Dengan Cara Apa Kita Memprotect Anak Kita

Dengan Cara Apa Kita Memprotect Anak Kita

Lama sekali ternyata saya enggak ngisi blog ini. Bukannya sibuk-sibuk amat sih.. Tapi badan cukup capek, dan tiap ngelonin Luna pasti bablas ketiduran. Padahal tengah malam adalah satu-satunya waktu senggang saya buat me time, salah satunya dengan nulis blog.

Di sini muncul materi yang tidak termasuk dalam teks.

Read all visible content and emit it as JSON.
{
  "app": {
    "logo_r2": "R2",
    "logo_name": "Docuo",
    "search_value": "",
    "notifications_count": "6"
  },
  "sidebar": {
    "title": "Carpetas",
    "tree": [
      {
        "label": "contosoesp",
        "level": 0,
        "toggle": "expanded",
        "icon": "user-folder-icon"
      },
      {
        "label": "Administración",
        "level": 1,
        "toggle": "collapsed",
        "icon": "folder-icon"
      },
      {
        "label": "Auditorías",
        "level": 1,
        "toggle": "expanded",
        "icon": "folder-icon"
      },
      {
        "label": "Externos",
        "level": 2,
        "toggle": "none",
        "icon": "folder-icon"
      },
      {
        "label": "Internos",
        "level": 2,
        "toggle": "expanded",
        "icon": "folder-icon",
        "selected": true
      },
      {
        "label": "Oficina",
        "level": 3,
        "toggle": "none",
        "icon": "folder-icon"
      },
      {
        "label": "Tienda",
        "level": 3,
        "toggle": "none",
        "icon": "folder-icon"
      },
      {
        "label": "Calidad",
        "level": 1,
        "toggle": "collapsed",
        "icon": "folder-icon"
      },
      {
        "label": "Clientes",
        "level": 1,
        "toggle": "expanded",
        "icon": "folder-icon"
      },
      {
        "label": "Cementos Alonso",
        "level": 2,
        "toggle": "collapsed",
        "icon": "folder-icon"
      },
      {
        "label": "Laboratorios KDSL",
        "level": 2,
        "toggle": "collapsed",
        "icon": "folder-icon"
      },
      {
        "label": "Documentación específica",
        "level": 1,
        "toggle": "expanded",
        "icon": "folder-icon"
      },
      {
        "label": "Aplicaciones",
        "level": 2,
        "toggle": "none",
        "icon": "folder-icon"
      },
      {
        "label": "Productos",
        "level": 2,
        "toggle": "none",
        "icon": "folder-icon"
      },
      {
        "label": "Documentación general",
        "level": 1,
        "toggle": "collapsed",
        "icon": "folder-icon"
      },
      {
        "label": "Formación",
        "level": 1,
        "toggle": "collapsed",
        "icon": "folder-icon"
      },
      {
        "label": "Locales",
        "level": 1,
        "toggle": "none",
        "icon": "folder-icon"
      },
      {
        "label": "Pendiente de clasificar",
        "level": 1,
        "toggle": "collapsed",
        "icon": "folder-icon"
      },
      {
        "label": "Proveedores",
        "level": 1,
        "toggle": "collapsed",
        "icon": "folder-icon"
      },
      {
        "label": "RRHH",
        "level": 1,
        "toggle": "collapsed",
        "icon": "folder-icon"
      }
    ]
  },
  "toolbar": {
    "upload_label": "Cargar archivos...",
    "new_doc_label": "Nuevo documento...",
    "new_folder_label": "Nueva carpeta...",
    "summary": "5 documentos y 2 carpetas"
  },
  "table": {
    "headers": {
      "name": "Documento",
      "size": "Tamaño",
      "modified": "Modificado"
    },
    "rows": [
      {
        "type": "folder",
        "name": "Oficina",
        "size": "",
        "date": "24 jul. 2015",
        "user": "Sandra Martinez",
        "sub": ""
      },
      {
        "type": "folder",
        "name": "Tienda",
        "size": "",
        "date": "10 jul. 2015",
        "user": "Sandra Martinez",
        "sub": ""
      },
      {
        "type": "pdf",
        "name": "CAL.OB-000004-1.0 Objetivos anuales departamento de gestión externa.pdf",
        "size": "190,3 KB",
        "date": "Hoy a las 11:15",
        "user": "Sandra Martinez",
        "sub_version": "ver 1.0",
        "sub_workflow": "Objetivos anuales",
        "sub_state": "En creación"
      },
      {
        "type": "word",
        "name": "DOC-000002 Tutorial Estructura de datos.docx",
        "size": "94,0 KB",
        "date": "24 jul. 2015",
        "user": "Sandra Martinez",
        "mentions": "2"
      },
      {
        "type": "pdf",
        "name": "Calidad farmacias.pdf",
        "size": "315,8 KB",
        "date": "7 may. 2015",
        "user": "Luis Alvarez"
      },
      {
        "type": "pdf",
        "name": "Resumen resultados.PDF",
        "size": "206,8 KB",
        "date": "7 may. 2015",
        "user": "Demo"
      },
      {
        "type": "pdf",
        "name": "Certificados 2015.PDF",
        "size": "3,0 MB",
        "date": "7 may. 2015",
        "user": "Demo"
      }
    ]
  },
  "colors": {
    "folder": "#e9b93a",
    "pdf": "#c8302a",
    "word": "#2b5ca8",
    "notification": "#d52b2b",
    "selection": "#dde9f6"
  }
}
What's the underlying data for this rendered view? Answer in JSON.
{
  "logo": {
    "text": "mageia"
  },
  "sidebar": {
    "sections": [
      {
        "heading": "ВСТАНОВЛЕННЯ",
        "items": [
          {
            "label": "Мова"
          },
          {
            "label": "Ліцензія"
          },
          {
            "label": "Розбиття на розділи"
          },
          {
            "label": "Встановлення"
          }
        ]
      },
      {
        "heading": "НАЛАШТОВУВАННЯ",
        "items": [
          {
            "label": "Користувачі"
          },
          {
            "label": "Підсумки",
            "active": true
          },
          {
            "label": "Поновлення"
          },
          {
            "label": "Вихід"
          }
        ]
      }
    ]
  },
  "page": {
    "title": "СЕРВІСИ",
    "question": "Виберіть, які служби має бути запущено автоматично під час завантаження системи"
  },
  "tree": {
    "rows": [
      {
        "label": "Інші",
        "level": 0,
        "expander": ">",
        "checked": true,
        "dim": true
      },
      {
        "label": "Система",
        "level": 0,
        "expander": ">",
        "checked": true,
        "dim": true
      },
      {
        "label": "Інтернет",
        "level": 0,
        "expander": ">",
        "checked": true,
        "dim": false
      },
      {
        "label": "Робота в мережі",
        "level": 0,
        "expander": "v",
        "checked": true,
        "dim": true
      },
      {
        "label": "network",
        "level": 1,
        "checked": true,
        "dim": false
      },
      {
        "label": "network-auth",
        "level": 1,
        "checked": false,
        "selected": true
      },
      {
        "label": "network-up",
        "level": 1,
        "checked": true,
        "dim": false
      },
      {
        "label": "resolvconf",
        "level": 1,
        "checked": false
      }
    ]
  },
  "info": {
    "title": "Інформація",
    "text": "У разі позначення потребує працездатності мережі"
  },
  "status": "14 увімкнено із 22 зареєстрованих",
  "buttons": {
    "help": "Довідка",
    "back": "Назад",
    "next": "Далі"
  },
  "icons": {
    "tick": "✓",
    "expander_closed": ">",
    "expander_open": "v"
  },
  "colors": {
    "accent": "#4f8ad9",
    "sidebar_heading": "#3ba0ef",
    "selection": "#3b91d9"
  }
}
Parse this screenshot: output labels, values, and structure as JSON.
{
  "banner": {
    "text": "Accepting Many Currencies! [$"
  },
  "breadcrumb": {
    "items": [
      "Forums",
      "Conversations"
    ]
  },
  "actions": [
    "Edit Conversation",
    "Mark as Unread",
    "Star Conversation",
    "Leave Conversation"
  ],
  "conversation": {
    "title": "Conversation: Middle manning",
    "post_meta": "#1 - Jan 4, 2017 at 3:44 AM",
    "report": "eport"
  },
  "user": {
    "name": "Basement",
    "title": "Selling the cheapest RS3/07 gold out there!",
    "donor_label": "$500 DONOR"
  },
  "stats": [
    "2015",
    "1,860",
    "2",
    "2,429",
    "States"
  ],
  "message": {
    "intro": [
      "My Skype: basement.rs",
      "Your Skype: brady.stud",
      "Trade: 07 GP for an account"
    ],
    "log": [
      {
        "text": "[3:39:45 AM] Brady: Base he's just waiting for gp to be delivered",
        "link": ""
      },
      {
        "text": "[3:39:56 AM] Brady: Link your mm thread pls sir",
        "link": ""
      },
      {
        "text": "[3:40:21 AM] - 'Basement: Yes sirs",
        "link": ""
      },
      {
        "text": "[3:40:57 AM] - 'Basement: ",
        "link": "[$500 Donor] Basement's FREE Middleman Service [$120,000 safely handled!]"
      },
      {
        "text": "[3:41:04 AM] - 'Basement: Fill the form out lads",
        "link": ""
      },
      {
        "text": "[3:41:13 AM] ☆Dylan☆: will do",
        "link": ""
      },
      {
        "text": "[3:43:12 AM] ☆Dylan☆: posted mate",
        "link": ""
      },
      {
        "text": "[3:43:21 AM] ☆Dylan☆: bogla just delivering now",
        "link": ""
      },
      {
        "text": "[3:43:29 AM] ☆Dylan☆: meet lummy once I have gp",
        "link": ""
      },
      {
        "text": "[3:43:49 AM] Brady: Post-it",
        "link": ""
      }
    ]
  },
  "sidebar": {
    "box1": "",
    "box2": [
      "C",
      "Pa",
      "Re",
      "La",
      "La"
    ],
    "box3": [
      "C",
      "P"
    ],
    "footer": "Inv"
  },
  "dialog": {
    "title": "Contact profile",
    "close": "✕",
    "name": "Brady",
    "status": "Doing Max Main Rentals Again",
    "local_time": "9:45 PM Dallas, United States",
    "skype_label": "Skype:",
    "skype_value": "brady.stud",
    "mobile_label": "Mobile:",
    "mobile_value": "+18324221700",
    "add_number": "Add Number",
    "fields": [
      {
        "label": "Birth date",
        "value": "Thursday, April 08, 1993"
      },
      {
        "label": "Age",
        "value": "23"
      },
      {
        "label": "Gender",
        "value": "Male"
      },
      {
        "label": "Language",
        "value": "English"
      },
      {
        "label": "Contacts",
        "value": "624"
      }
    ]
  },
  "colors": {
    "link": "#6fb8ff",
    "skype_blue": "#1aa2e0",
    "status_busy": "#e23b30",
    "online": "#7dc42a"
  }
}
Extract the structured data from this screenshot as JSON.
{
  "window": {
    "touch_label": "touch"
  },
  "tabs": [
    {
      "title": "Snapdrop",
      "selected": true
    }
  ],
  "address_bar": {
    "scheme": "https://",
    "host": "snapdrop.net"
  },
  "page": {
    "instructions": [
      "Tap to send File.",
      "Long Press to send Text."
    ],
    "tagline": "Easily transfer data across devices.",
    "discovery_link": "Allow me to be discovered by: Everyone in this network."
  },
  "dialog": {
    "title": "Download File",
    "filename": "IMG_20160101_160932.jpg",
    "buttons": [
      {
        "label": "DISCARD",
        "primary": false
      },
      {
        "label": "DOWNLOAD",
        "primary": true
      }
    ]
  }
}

Nyatanya, me time saya beberapa minggu terakhir ini malah cuma browsing sosmed mulu. >.< Blogwalking pun tak pernah.

Semalam saat lagi asyik scroll timeline Facebook, saya baca satu berita, tentang seorang psikolog ternama sejagad Indonesia yang memprotes keras Bekraf karena mengundang Girls Generation (SNSD) karena menurutnya girl band tersebut adalah simbol seks, untuk tampil di (katanya) acara HUT RI. Padahal sebenarnya acara itu adalah untuk Countdown Asian Games 2018. Kok ya, kebetulan berdekatan sama HUT RI. Jadi banyak orang salah mengira, sampai-sampai Triawan Munaf, kepala Bekraf mempertegas hal itu berkali-kali di twitnya.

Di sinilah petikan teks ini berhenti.